Asked about his achievements during his first 100 days as president of the Philippines, Ferdinand “Bongbong” Marcos said he was able to put up a “functional government.”
“I think what we have managed to do in the first 100 days is put together a government which is functional and which has a very, very good idea of what we are targeting in terms of strict economic targets,” Marcos said in October during his speech before the Manila Overseas Press Club.
But a resolution passed by his party, the Partido Federal ng Pilipinas (PFP), hinted at several irregularities inside the presidential palace.
The resolution, signed on November 11 but released to the media on November 22, expelled the former Executive Secretary Vic Rodriguez from the PFP “for his incompetence as a public servant, conduct inimical to the interests of the party, abuse and breach of trust and confidence reposed on him by the President and the party, abandonment, and disloyalty.”
The PFP said Marcos did not participate in the deliberation of the resolution but made no objection to it.

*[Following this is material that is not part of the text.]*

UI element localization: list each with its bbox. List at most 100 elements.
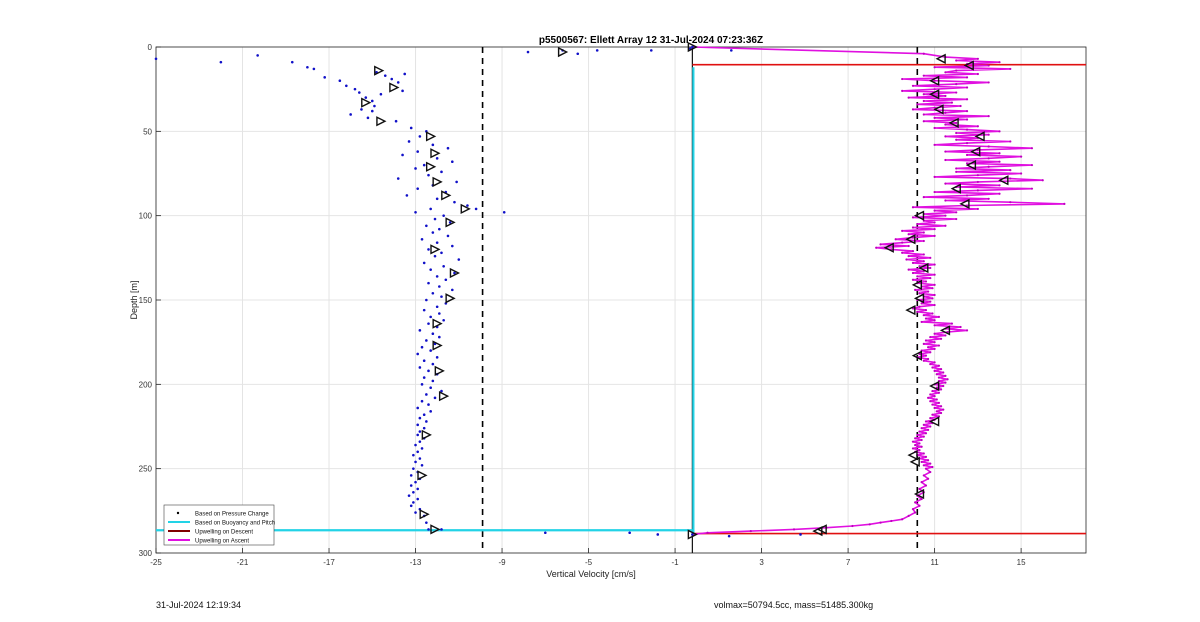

Rodriguez was the spokesperson and campaign manager of Marcos and was immediately appointed executive secretary after the election. He resigned his post in September citing the need to spend more time with his family, but analysts believe he was forced to step down after allegedly approving a sugar importation deal without the knowledge of Marcos, who is concurrently serving as agriculture secretary.
The PFP resolution has made public what others have suspected about the questionable transactions of Rodriguez. PFP officials accused Rodriguez of abusing his position and bemoaned the non-appointment of party members in the Marcos cabinet. They did not mince words in castigating Rodriguez. “PFP’s ties with respondent must be cut off immediately like a gangrene to prevent his further poisoning of the PFP body politic…[Rodriguez] started his tenure in government as Lancelot, accumulated vast powers and transfigured into Lucifer in less than three months,” the party’s executive committee said in its resolution.
The resolution may focus on Rodriguez but it also unintentionally exposed the “chaos” that characterized the first three months of the Marcos government.
“In the 77 days that he was in office, Rodriguez’s tenure was marked by chaos, confusion, disorder, intrigue, instability, nepotism, charges of appointments-for-sale, ’empire building’ and plotting against his perceived detractors,” the resolution stated. “His first executive order, firing some 4,000 government employees without providing for their replacements, was a disaster. What followed was confusion and paralysis in the government service.”
The executive secretary is known as the “little president” because of the broad powers that he or she can wield in the government. It is revealing and also embarrassing that the group which has exposed the “confusion” inside the new government has come not from the opposition but from within the president’s own party.
Marcos has yet to comment on the issue but in a speech delivered in front of career officials, he reminded his fellow public servants to resist corruption.
“Remember that we are here not for our own gain,” he said. “We are here to bring forth a government that provides for the needs of the people. Most importantly, let us be vigilant against temptation and corruption and other acts that diminish the public trust.”
In an interview with the media, Rodriguez described the resolution as “washing your dirty linens in public,” which he said was “not helping the President.” He said he could not appoint unqualified individuals to the government even if this would mean being tagged as disloyal to the party.
He also downplayed the impact of the PFP resolution. “I couldn’t understand why a simple reorganization of a very small party needs to be disclosed to the media,” he said.
Rodriguez could be merely trying to defend himself, but he also belittled the political influence of the president’s party. Marcos may have garnered 31 million votes, but his party only has two elected members in Congress.
The “reorganization” of the Marcos government did not stop with the resignation of Rodriguez. Those perceived to be on his side, including the press secretary, also quit their positions in the cabinet. There are reports that the 1,500 appointments made by Rodriguez could be reversed by the new executive secretary.
Throughout the campaign period and after becoming president, Marcos has consistently called for unity to move the country forward. Ironically, his subordinates and fellow party members are pursuing this by purging their rivals in public service.